Results from radiating divertor experiments with RMP ELM suppression and mitigation

The range in density and collisionality for which resonant magnetic perturbations (RMPs) are effective in suppressing edge-localized modes (ELMs) in the presence of a radiating divertor was found to be modest for representative H-mode plasmas in DIII-D. When deuterium and argon gas injection rates were increased during RMP, both the electron collisionality in the pedestal (nu*(e)) and the maximum electron pressure gradient (del P(e,MAX)) in the pedestal also increased. As del P(e,MAX) approached values consistent with the peeling-ballooning stability limit, as determined by edge stability analysis, ELMing activity re-emerged. For cases with the same injected neutral beam power, argon accumulation in the main plasma was greater in the RMP ELM-suppressed cases than in comparable non-RMP ELMing H-mode cases. Reductions in the core concentration of injected argon were observed for both RMP and non-RMP H-mode cases when their respective deuterium injection rates were increased. Although complete ELM suppression in RMP radiating divertor plasmas in DIII-D was only accessible over a limited range in pedestal density and collisionality, significant ELM mitigation with heat flux reduction was possible over a wider range.
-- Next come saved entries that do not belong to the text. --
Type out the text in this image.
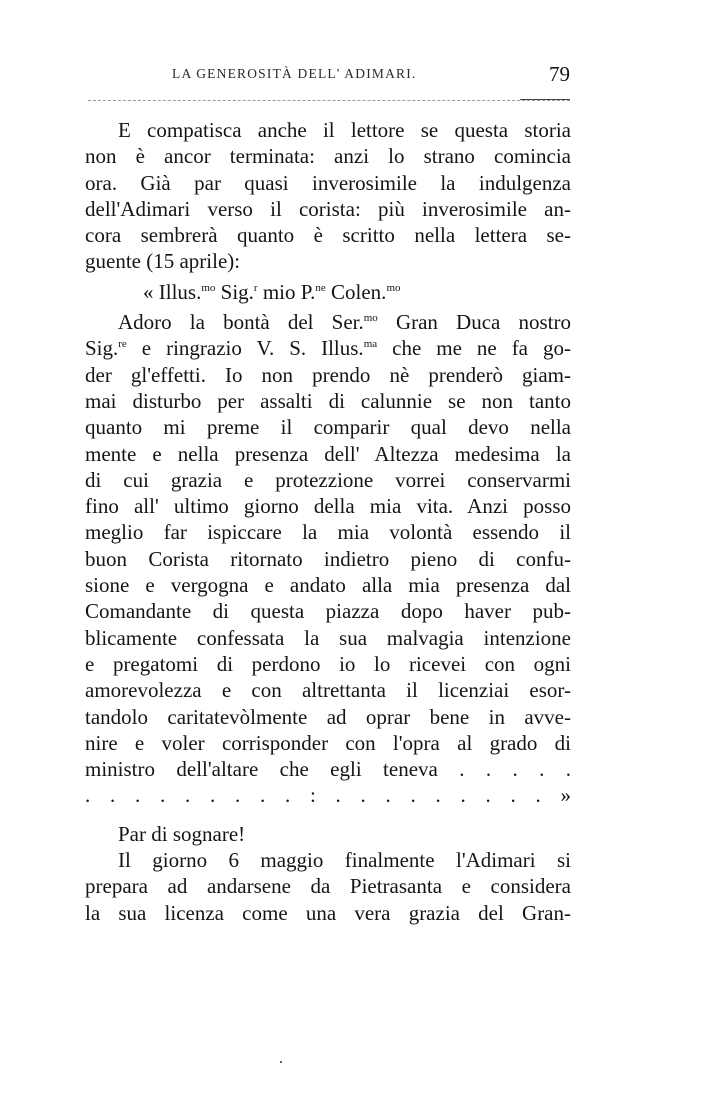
LA GENEROSITÀ DELL' ADIMARI.	79
E compatisca anche il lettore se questa storia
non è ancor terminata: anzi lo strano comincia
ora. Già par quasi inverosimile la indulgenza
dell'Adimari verso il corista: più inverosimile an-
cora sembrerà quanto è scritto nella lettera se-
guente (15 aprile):
« Illus.$^{mo}$ Sig.$^r$ mio P.$^{ne}$ Colen.$^{mo}$
Adoro la bontà del Ser.$^{mo}$ Gran Duca nostro
Sig.$^{re}$ e ringrazio V. S. Illus.$^{ma}$ che me ne fa go-
der gl'effetti. Io non prendo nè prenderò giam-
mai disturbo per assalti di calunnie se non tanto
quanto mi preme il comparir qual devo nella
mente e nella presenza dell' Altezza medesima la
di cui grazia e protezzione vorrei conservarmi
fino all' ultimo giorno della mia vita. Anzi posso
meglio far ispiccare la mia volontà essendo il
buon Corista ritornato indietro pieno di confu-
sione e vergogna e andato alla mia presenza dal
Comandante di questa piazza dopo haver pub-
blicamente confessata la sua malvagia intenzione
e pregatomi di perdono io lo ricevei con ogni
amorevolezza e con altrettanta il licenziai esor-
tandolo caritatevòlmente ad oprar bene in avve-
nire e voler corrisponder con l'opra al grado di
ministro dell'altare che egli teneva . . . . .
. . . . . . . . . : . . . . . . . . . »
Par di sognare!
Il giorno 6 maggio finalmente l'Adimari si
prepara ad andarsene da Pietrasanta e considera
la sua licenza come una vera grazia del Gran-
Comparing RMP radiating divertor discharges after the re-appearance of ELMing activity during gas puffing with a standard ELMing plasma for cases with the same pedestal density reveals that the RMP discharges have (1) lower average electron temperature at the midplane separatrix, implying lower average electron temperature at the divertor target, (2) lower time-averaged peak heat flux and (3) lower transient peak heat flux from ELMs even at the same pedestal collisionality.